On refusera donc d'ordonner la politique au pouvoir et à l'Etat. Elle est, elle sera, organisatrice au sein du peuple rassemblé et actif du dépérissement de l'Etat et de ses lois.
Ces deux motifs, Platon les a clairement vus, même si, dans les limites du temps qui est le sien, il les a restreints à ce qu'il appelle la vie des "gardiens" de la cité, assignant tous les autres à des places productives fixes. Les gardiens ne possèdent rien, chez eux règnent le "commun" et le partage, et leur pouvoir n'est que celui de l'Idée, car la cité n'a pas de lois.
On généralisera à l'existence de tous les êtres humains ces maximes que Platon réserve à son aristocratie savante. Ou plutôt : comme Antoine Vitez parlait, quant au théâtre et à l'art, de leur vocation à être "élitaires pour tous", on parlera si l'on veut d'un "aristocratisme pour tous". Mais l'aristocratisme pour tous, c'est la plus haute définition du communisme. Et l'on sait que, pour les révolutionnaires ouvriers du XIXe siècle, Platon était d'abord la première figure philosophique du communisme.
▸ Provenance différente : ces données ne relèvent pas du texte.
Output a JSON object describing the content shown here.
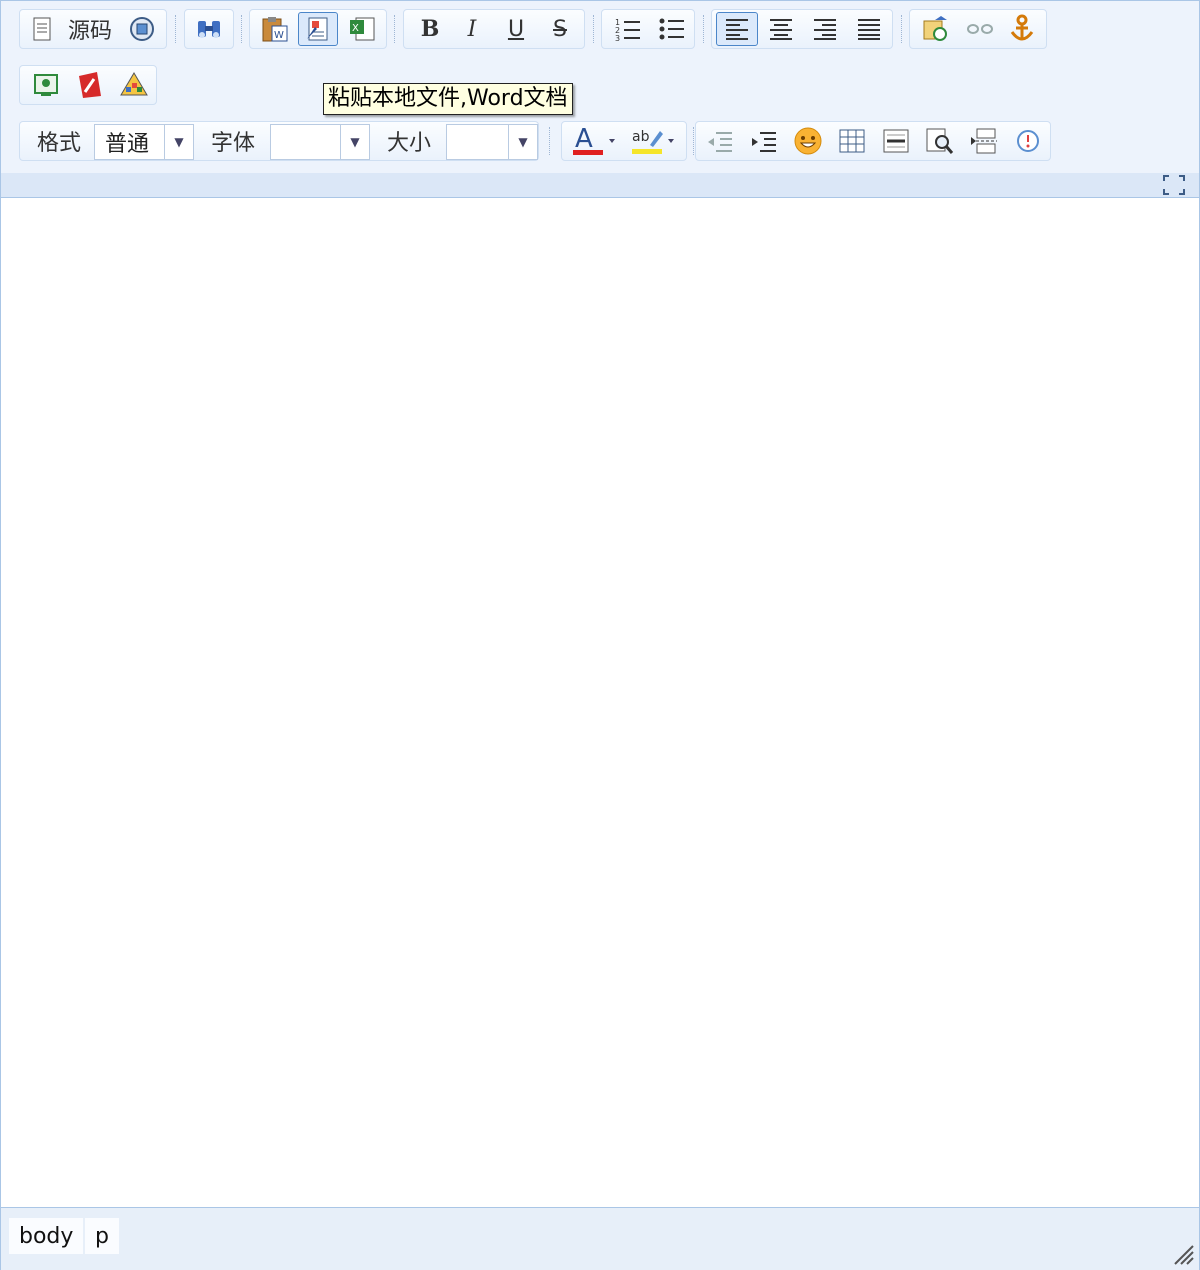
{
  "toolbar": {
    "source_label": "源码",
    "format_label": "格式",
    "format_value": "普通",
    "font_label": "字体",
    "font_value": "",
    "size_label": "大小",
    "size_value": ""
  },
  "tooltip": {
    "text": "粘贴本地文件,Word文档"
  },
  "statusbar": {
    "crumbs": [
      "body",
      "p"
    ]
  },
  "colors": {
    "font_color": "#e02020",
    "highlight_color": "#f5e52a",
    "accent": "#4b86c9"
  }
}
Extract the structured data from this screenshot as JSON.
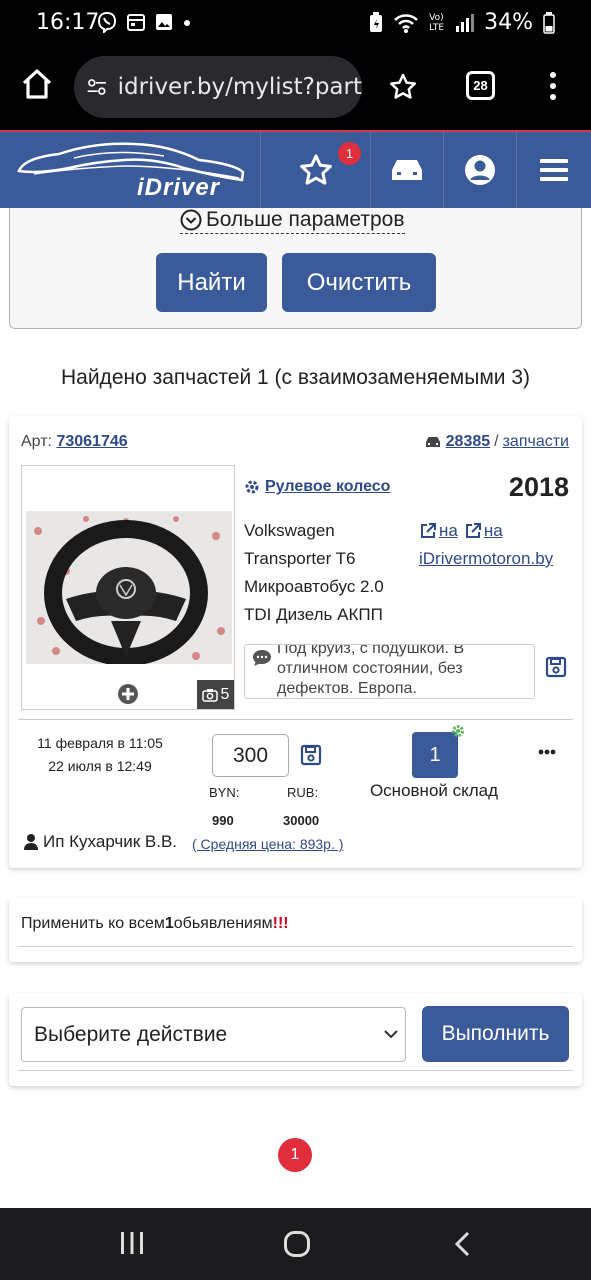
{
  "status_bar": {
    "time": "16:17",
    "battery": "34%",
    "volte_label_top": "Vo)",
    "volte_label_bottom": "LTE"
  },
  "browser": {
    "url": "idriver.by/mylist?part",
    "tab_count": "28"
  },
  "site": {
    "logo_text": "iDriver",
    "favorites_badge": "1"
  },
  "filter": {
    "more_params": "Больше параметров",
    "search_button": "Найти",
    "clear_button": "Очистить"
  },
  "results": {
    "found_text": "Найдено запчастей 1 (с взаимозаменяемыми 3)"
  },
  "card": {
    "art_label": "Арт:",
    "art_number": "73061746",
    "car_id": "28385",
    "car_sep": "/",
    "car_parts_link": "запчасти",
    "photo_count": "5",
    "part_name": "Рулевое колесо",
    "year": "2018",
    "car_lines": [
      "Volkswagen",
      "Transporter T6",
      "Микроавтобус 2.0",
      "TDI Дизель АКПП"
    ],
    "ext_link_1": "на",
    "ext_link_2": "на",
    "ext_site": "iDrivermotoron.by",
    "comment": "Под круиз, с подушкой. В отличном состоянии, без дефектов. Европа.",
    "date_created": "11 февраля в 11:05",
    "date_updated": "22 июля в 12:49",
    "price": "300",
    "byn_label": "BYN:",
    "rub_label": "RUB:",
    "byn_value": "990",
    "rub_value": "30000",
    "quantity": "1",
    "warehouse": "Основной склад",
    "seller": "Ип Кухарчик В.В.",
    "avg_price": "( Средняя цена: 893р. )"
  },
  "apply": {
    "text_before": "Применить ко всем",
    "count": "1",
    "text_after": "обьявлениям",
    "exclaim": "!!!"
  },
  "action": {
    "select_value": "Выберите действие",
    "execute_button": "Выполнить"
  },
  "pagination": {
    "current_page": "1"
  }
}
Si l'on entend par le contraire d'une doctrine, non son inversion caricaturale, mais l'affirmation créatrice qui en rend vain tout l'appareillage, alors on comprend ceci : le contraire de la démocratie, au sens que lui donne, au moment de son crépuscule interminable, le capitalo-parlementariste, ce n'est pas le totalitarisme, ce n'est pas la dictature. C'est le communisme. Le communisme qui, pour parler comme Hegel, absorbe et surmonte le formalisme des démocraties limitées.